The other two technologies (“RED” and “CapMix”) that can derive electricity from river outlets don’t create enough power to be viable. So, Penn State’s researchers figured out a way to combine the two. The resulting method, which leverages a “custom-built flow cell,” produces as much electricity as PRO but without the fouled-up membrane. But the researchers have only tested it with synthetic seawater, and don’t know how well the cell will hold up over time. Further research will determine how the cell will be affected by elements in seawater and the passage of time.

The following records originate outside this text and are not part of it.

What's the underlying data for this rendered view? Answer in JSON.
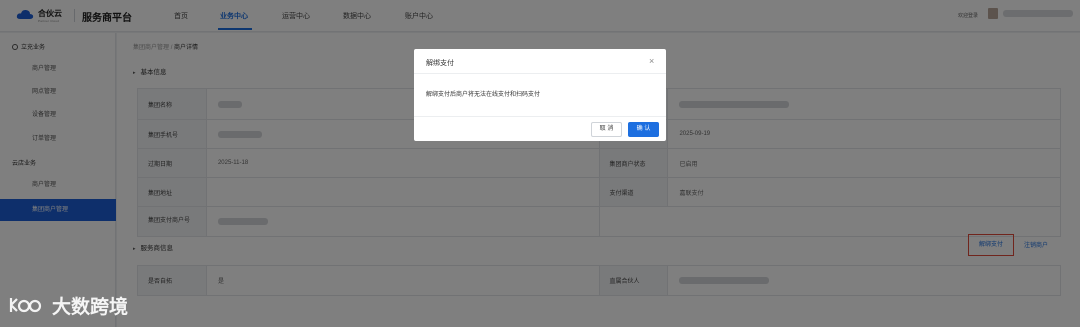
{
  "header": {
    "logo_text": "合伙云",
    "logo_subtext": "Partner Cloud",
    "platform": "服务商平台",
    "nav": [
      "首页",
      "业务中心",
      "运营中心",
      "数据中心",
      "账户中心"
    ],
    "welcome": "欢迎登录"
  },
  "sidebar": {
    "group1": "立充业务",
    "group1_items": [
      "商户管理",
      "网点管理",
      "设备管理",
      "订单管理"
    ],
    "group2": "云店业务",
    "group2_items": [
      "商户管理",
      "集团商户管理"
    ]
  },
  "breadcrumb": {
    "parent": "集团商户管理",
    "sep": "/",
    "current": "商户详情"
  },
  "sections": {
    "basic": "基本信息",
    "service": "服务商信息"
  },
  "basic": {
    "row1": {
      "k1": "集团名称",
      "k2": ""
    },
    "row2": {
      "k1": "集团手机号",
      "k2": "",
      "v2": "2025-09-19"
    },
    "row3": {
      "k1": "过期日期",
      "v1": "2025-11-18",
      "k2": "集团商户状态",
      "v2": "已启用"
    },
    "row4": {
      "k1": "集团地址",
      "v1": "",
      "k2": "支付渠道",
      "v2": "嘉联支付"
    },
    "row5": {
      "k1": "集团支付商户号"
    }
  },
  "actions": {
    "unbind": "解绑支付",
    "cancel": "注销商户"
  },
  "service": {
    "k1": "是否自拓",
    "v1": "是",
    "k2": "直属合伙人"
  },
  "modal": {
    "title": "解绑支付",
    "close": "×",
    "message": "解绑支付后商户将无法在线支付和扫码支付",
    "cancel": "取 消",
    "confirm": "确 认"
  },
  "watermark": "大数跨境",
  "colors": {
    "accent": "#1d6fe0",
    "highlight_border": "#e04a3a"
  }
}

Penn State is a major research university, one of the top 20, with over $800 million a year in expenditures. As the following graph shows, a sizable chunk of that comes from government grants:

Via Penn State

Trump’s budget proposal for 2018 would cut science funding for many of the agencies that support Penn State, including the EPA, NASA, the Department of Energy and the National Science Foundation. Although Penn State’s biggest donor, the Department of Defense, will receive more funding under Trump’s budget, that money won’t go towards the type of energy research necessary to solve the water scarcity problem.

Just like Bloomberg did with his response to Trump’s withdrawal from the Paris Accord, the industry sector, private individuals, as well as local and state governments will need to continue ramping up funding to fill the federal funding gap for scientific research. As Bill Gates has highlighted with his Breakthrough Energy Ventures, technological innovation is a big part of the solution to climate change. If we can use new tech to harness the power of coastal river outlets, we’ll solve about 40 percent of our current clean energy dilemma.